Possible infinite loop in serial-json output #736

Open kwalcock opened 3 years ago

kwalcock commented 3 years ago

As noted in #723, reach seems to hang and never make it through this particular file with this output format, at least until some internal part overflows, positive numbers become negative, and an exception is thrown a day later.

Exception Format Plan PMCID Sentence
java.lang.NegativeArraySizeException serial-json unsolved PMC7176272 There seems to be an infinite loop somewhere.

PMC7176272.nxml.txt

kwalcock commented 3 years ago

There seems to be something strange going on with the Antecedents related to the Anaphoric trait. There are very long chains of them. I stopped when they got to 100. When printing output for one of them, the 100 antecedents must be printed. For the 99th, its 98 must be printed, for the 98th, its 97, etc. This quickly explodes. There is a loop detector now and if it is trustworthy, there are no loops, but these longs chains are probably causing problems. Who knows anything about them? I am counting them as they are being output here: https://github.com/clulab/reach/blob/3e632c5cad9ea93584a629611fde6ed5fe521d0c/main/src/main/scala/org/clulab/reach/mentions/serialization/json/package.scala#L251

MihaiSurdeanu commented 3 years ago

This was probably done by @danebell. @danebell: any chance you can look into this probable infinite loop thing?

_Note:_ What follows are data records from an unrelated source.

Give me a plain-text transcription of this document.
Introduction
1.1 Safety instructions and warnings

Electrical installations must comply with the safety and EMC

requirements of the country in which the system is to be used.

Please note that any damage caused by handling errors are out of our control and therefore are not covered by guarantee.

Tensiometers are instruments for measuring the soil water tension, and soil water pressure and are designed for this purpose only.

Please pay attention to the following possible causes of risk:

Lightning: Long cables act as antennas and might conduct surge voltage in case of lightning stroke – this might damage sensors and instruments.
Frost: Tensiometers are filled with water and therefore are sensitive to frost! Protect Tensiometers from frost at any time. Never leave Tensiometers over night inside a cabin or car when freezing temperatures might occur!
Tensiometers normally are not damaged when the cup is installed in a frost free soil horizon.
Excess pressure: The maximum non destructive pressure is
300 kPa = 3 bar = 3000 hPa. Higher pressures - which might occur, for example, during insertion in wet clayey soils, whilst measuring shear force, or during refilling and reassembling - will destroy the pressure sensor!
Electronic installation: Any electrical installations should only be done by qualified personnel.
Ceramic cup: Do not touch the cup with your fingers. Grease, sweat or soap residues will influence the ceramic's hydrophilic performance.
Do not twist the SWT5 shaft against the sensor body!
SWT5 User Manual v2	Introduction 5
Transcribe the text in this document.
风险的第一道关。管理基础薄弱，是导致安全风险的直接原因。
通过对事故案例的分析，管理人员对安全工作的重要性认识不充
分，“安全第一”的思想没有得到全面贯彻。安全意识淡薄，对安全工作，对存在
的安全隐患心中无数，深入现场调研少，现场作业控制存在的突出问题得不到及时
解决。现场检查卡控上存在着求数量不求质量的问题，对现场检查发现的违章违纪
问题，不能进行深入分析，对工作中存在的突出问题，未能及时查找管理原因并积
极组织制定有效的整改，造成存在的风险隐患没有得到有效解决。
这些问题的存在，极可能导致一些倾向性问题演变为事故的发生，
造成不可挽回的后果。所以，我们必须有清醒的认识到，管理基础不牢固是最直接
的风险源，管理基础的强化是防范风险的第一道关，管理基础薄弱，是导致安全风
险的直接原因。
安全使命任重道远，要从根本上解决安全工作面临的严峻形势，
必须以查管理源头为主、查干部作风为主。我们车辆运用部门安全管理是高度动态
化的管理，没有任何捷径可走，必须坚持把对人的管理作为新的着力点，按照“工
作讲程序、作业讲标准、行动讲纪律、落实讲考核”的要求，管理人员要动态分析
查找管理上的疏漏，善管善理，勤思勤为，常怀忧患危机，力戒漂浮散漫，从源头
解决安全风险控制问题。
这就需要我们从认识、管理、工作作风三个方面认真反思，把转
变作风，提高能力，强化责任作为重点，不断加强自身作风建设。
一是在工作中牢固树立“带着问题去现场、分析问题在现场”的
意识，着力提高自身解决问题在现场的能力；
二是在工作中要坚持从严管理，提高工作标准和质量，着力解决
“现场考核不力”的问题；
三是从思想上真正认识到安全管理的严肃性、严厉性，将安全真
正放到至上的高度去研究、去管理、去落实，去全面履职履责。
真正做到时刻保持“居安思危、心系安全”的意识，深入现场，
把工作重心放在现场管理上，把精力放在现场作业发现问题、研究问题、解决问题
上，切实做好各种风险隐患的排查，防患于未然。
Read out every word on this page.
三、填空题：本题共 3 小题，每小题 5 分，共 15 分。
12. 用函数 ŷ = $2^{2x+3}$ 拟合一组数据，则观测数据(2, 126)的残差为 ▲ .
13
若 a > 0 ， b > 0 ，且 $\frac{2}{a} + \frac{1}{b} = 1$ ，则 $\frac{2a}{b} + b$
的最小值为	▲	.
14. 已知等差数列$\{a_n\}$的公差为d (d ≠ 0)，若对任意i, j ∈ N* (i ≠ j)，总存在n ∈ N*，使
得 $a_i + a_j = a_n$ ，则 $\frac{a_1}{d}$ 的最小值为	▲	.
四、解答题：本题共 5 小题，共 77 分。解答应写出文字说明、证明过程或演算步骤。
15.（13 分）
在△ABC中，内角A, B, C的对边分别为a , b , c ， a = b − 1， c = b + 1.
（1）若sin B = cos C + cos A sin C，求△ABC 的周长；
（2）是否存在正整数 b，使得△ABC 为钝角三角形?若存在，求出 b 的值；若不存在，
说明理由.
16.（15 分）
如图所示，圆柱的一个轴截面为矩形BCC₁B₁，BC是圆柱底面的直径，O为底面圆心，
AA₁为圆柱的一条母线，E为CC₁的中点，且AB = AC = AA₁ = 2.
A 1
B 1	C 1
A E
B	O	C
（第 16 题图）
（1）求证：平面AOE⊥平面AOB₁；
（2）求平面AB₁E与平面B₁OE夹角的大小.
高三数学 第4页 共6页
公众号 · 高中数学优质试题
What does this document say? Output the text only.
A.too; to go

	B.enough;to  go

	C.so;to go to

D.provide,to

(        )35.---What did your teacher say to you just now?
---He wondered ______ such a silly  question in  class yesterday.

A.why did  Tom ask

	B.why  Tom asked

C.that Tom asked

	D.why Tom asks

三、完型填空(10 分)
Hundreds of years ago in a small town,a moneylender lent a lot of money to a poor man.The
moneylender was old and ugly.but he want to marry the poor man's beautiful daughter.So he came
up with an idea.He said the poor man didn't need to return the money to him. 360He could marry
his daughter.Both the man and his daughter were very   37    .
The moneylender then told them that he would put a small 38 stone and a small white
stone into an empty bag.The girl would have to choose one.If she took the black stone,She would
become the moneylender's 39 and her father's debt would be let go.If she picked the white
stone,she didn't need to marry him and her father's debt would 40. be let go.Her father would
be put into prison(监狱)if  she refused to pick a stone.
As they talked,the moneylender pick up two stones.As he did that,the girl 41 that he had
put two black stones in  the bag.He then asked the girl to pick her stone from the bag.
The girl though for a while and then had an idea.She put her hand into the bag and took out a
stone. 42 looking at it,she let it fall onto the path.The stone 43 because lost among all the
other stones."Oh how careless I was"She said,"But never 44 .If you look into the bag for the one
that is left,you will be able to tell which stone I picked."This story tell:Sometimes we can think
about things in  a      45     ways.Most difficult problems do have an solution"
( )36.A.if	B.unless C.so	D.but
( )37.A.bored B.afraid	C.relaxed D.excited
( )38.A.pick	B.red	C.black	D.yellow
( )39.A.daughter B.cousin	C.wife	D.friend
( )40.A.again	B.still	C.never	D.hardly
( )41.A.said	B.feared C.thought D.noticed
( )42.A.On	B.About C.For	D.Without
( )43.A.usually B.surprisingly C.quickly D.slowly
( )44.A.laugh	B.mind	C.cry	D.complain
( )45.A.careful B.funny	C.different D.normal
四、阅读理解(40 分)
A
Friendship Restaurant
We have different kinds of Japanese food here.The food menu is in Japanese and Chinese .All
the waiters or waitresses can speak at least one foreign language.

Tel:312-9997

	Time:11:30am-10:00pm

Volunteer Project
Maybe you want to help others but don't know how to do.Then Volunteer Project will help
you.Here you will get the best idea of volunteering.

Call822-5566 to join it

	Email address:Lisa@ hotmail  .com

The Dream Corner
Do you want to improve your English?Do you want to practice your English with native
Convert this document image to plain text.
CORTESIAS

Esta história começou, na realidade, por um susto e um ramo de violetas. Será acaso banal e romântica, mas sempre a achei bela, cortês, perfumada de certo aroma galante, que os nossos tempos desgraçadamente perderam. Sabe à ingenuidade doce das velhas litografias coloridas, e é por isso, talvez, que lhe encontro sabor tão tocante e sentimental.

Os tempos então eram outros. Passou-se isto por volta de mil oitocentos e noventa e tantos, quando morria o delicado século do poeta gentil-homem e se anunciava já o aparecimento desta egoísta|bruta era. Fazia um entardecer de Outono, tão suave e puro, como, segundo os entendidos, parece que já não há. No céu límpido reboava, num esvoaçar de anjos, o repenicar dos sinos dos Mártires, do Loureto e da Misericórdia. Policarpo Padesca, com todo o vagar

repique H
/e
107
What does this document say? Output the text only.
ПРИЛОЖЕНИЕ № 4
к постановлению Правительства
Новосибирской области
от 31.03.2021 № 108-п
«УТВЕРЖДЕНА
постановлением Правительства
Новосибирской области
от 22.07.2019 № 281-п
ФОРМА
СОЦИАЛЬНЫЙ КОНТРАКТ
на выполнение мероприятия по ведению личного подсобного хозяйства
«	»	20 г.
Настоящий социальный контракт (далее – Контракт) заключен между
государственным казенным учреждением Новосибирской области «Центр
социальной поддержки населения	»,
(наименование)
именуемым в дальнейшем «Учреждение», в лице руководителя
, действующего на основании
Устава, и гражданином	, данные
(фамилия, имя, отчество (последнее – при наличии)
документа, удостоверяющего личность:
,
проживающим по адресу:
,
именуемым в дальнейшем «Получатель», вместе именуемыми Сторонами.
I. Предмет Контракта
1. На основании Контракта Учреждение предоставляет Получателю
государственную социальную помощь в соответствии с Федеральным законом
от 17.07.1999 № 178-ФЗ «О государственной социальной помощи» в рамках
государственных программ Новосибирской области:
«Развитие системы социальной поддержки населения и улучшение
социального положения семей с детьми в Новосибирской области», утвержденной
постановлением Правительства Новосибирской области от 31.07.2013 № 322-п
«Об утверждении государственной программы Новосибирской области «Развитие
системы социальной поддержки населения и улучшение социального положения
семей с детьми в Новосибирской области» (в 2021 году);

Thank you!

herongrove commented 3 years ago

Absolutely. Let me take a look at it and get back to you.

kwalcock commented 3 years ago

@danebell, please see branch kwalcock-loop and the test TestLoop (which I just updated). It should access PMC7176272.nxml which is one of the test resources. It is a large file in which something like 4000 mentions are found. Finding them is not a big problem, but outputting them will take overnight and break when a buffer exceeds 2gb, it seems. I can figure it out eventually, but if someone has a large head start, they should be consulted.